Warum haben Sie beide so eine Begeisterung für kaputte, abbruchreife Gebäude? Signa: Wir arbeiten gern in Gebäuden mit Gebrauchsspuren, wo man spürt, dass dort etwas gewesen ist. Auch bei unserer letzten Arbeit in Köln -„Die Hadesfraktur" im Hotel Timp, einer ehemaligen Travestiebar - war das Haus zuerst ganz leer. Wir haben später herausgefunden, dass die Möbel, die wir uns besorgt hatten, ziemlich genau denen entsprachen, die dort vorher waren.
Erspüren Sie den Geist des Ortes?

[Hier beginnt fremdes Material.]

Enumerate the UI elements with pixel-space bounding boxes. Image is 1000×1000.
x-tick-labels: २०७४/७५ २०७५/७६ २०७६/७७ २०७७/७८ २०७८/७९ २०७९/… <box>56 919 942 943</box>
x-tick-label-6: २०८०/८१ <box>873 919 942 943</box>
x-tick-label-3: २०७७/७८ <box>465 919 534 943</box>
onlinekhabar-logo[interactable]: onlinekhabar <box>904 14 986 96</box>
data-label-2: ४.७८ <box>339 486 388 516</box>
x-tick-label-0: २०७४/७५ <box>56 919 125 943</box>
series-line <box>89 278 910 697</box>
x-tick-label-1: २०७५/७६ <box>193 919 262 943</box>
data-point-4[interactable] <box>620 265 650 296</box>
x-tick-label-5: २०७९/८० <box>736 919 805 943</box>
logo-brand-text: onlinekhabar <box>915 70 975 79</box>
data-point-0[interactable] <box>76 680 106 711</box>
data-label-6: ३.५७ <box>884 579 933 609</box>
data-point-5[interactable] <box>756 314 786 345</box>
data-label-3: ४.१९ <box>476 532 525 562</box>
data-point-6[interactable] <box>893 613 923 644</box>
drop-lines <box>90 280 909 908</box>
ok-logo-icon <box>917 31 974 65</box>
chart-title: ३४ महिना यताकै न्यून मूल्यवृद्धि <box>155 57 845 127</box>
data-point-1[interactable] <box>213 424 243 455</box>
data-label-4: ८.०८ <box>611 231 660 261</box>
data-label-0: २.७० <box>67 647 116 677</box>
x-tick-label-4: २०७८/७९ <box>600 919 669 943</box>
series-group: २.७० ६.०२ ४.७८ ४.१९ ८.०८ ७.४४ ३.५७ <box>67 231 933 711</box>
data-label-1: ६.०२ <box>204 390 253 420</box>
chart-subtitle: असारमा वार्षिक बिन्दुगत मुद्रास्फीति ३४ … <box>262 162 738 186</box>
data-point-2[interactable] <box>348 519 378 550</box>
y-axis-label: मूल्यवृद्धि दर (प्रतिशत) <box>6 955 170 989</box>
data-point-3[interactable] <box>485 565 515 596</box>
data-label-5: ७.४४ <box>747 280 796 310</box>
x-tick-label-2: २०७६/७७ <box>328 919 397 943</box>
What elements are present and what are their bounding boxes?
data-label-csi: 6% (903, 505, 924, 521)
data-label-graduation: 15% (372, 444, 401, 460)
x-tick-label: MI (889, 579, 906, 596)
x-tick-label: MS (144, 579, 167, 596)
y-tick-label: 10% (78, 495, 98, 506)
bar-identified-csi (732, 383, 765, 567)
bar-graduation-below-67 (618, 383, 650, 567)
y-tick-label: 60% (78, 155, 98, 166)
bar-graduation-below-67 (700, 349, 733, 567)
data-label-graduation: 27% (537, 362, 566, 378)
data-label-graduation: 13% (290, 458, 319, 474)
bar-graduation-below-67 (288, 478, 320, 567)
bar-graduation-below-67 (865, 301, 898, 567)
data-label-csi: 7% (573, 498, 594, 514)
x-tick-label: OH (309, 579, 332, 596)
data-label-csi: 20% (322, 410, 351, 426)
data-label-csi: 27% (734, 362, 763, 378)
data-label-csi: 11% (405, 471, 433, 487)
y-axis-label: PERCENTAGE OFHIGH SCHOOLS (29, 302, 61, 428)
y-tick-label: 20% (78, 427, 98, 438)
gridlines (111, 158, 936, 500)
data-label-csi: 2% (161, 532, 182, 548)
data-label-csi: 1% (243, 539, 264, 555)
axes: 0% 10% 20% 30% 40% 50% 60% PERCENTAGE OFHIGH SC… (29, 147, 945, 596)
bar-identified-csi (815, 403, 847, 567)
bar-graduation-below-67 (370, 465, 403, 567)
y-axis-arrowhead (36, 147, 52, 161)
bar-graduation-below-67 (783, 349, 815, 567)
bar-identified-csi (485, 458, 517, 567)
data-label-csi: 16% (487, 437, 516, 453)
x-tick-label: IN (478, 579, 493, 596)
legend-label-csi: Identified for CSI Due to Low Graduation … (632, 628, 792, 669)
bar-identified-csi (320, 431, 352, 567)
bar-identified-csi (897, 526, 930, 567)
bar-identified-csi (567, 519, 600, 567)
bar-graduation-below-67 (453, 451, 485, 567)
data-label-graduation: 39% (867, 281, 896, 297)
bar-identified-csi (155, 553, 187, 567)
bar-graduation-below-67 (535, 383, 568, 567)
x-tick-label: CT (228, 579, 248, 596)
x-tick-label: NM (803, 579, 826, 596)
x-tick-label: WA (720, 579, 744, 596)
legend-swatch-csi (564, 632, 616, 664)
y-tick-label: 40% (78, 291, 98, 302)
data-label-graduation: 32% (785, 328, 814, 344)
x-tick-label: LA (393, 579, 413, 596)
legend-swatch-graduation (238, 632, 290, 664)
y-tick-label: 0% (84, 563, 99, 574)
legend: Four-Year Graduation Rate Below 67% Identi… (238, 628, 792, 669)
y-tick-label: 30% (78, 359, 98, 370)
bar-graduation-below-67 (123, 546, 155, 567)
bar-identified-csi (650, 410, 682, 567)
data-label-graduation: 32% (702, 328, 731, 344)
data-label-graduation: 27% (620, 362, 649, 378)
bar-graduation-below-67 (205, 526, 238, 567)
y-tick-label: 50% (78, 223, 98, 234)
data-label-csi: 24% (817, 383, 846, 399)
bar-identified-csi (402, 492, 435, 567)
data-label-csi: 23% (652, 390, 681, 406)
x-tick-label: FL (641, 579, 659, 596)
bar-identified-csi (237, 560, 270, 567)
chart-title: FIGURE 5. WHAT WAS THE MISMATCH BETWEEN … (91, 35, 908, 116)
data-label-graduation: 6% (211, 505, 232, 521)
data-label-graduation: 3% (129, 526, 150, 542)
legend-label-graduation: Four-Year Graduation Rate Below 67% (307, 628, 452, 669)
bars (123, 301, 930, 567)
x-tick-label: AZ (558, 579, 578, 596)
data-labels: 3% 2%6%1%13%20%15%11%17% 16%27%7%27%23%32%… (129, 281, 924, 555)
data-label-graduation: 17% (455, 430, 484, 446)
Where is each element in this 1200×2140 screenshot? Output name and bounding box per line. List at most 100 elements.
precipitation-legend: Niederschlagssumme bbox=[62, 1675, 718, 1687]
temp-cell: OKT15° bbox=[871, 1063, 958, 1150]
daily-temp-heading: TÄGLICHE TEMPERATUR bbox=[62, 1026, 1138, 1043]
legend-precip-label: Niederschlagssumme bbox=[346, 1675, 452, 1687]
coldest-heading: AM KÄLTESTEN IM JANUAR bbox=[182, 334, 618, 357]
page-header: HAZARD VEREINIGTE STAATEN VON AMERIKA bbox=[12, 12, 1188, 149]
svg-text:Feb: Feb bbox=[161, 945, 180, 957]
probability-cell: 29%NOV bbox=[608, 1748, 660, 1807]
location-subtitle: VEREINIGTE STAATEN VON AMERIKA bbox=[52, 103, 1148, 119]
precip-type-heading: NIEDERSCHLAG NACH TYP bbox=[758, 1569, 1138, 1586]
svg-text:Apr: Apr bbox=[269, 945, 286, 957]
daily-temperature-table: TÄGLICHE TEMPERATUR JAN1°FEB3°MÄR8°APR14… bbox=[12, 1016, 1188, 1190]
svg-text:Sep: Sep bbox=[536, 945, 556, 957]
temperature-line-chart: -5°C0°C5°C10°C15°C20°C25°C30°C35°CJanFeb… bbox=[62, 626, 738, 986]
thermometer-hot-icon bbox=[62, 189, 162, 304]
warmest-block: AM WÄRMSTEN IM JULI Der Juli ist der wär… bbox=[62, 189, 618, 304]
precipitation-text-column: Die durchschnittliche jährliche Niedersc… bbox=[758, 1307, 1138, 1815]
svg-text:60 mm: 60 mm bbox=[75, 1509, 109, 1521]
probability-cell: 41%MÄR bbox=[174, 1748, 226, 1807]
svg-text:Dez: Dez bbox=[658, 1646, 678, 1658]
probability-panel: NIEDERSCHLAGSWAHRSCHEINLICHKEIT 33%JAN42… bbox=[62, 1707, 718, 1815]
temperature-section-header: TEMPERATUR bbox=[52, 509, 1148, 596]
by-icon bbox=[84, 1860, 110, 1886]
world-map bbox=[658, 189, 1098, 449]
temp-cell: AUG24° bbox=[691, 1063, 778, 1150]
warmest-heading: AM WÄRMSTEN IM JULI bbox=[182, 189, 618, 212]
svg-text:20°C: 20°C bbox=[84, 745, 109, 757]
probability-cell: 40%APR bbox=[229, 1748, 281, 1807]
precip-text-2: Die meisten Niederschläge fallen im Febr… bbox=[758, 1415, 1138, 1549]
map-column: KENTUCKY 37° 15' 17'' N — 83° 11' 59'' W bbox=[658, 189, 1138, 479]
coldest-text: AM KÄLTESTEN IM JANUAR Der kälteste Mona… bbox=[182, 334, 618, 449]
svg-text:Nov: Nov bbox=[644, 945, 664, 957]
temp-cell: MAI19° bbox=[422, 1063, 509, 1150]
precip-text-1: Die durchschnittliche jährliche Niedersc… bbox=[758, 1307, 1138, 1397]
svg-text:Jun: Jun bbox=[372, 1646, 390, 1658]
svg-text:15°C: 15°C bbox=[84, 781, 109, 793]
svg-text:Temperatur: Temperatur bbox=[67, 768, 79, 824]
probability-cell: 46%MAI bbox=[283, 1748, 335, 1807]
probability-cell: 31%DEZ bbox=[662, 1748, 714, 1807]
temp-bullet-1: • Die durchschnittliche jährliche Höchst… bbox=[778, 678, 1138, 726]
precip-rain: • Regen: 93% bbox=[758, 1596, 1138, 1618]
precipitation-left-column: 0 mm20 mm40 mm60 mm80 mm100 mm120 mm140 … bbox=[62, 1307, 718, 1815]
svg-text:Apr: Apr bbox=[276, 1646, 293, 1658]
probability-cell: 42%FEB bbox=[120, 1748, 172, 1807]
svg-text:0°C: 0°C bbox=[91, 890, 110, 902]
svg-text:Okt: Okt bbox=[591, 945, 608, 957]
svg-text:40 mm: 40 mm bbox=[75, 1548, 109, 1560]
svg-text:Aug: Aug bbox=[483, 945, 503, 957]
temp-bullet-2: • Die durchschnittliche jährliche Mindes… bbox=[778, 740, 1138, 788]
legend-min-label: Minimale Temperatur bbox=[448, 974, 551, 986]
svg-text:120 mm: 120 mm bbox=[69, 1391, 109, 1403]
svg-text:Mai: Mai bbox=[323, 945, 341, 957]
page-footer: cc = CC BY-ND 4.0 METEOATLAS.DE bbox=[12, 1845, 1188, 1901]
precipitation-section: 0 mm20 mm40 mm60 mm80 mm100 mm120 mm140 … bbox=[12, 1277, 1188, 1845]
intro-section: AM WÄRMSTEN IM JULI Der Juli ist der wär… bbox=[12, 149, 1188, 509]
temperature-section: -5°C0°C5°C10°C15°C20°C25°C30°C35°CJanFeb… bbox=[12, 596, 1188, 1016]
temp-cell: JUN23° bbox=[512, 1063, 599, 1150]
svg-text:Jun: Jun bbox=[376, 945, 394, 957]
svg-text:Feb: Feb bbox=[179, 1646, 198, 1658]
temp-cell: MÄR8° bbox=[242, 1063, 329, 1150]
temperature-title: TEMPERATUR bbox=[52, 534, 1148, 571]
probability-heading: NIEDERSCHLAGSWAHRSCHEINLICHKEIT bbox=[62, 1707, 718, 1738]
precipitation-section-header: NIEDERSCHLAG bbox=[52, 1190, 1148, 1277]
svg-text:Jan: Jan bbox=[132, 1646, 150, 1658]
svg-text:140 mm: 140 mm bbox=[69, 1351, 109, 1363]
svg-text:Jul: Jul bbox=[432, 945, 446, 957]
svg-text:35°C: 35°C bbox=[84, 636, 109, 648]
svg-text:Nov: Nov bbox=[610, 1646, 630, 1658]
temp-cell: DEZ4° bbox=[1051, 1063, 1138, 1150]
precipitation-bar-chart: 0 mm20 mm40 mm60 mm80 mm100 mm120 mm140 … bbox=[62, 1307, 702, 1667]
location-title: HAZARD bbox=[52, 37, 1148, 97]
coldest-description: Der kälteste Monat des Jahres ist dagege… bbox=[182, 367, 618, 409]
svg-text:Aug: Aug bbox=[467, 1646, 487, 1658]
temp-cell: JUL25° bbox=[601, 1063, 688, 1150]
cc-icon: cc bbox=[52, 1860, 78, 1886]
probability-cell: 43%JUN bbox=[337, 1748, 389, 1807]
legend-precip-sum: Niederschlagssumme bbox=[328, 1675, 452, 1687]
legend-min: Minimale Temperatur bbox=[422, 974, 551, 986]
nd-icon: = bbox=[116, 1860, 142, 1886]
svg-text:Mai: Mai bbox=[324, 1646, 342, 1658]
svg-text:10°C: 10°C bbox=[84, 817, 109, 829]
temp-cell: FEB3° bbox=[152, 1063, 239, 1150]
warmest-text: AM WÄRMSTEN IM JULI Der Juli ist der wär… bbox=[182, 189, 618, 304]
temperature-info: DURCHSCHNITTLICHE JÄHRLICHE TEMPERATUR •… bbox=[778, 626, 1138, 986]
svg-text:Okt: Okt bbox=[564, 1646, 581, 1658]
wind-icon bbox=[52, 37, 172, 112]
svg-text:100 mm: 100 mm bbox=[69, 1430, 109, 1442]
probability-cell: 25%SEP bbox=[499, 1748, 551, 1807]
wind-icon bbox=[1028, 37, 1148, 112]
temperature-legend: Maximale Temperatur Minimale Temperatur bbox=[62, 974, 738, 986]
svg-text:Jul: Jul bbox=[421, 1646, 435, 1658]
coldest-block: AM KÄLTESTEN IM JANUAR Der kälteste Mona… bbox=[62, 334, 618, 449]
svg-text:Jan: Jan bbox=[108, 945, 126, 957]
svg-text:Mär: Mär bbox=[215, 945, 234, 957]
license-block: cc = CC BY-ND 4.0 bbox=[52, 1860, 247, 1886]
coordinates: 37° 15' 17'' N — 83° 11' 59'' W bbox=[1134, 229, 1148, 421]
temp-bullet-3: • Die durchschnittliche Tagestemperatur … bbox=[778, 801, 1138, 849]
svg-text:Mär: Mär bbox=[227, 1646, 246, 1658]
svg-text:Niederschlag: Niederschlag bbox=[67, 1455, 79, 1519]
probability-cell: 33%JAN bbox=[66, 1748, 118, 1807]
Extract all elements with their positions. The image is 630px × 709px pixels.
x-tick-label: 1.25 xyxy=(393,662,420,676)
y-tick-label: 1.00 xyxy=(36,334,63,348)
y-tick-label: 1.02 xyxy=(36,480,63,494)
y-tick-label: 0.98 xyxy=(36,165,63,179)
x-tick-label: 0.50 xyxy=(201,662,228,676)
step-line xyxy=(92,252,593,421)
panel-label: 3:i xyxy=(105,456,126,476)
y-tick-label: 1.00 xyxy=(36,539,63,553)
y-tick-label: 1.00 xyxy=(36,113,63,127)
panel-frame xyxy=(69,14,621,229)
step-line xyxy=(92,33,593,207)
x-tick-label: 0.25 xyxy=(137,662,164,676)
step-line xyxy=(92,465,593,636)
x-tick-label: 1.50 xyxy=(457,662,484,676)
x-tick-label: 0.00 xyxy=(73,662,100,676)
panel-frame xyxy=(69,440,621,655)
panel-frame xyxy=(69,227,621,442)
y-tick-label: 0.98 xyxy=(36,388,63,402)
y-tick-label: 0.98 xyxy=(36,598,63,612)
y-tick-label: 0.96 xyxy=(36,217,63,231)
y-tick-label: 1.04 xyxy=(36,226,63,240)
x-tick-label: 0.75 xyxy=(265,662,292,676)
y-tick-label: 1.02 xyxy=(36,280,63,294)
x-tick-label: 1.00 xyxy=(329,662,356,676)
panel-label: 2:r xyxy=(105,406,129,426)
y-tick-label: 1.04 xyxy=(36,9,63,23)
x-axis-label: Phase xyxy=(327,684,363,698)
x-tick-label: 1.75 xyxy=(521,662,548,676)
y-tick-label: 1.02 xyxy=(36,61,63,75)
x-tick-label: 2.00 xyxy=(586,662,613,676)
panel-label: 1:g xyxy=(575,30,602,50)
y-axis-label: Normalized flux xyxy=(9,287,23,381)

Signa: Wir sind ganz unesoterisch.Trotzdem fühlte man natürlich, dass das Hotel Timp seit den zwanziger Jahren ein Puff war. Es hatte etwas Dekadentes. Nun sitzen wir im ehemaligen Ordnungsamt.
Wie finden Sie diese Gebäude? Arthur: In diesem Fall war es leicht. Das Schauspiel Köln hatte uns dieses Haus schon vor einigen Jahren vorgeschlagen. Signa: Wir fangen immer mit dem Gebäude an und entwickeln dann ein Konzept. Köln hat ja auch eine interessante Geschichte, was die Bürokratie angeht, zuletzt der Einsturz des Stadtarchivs.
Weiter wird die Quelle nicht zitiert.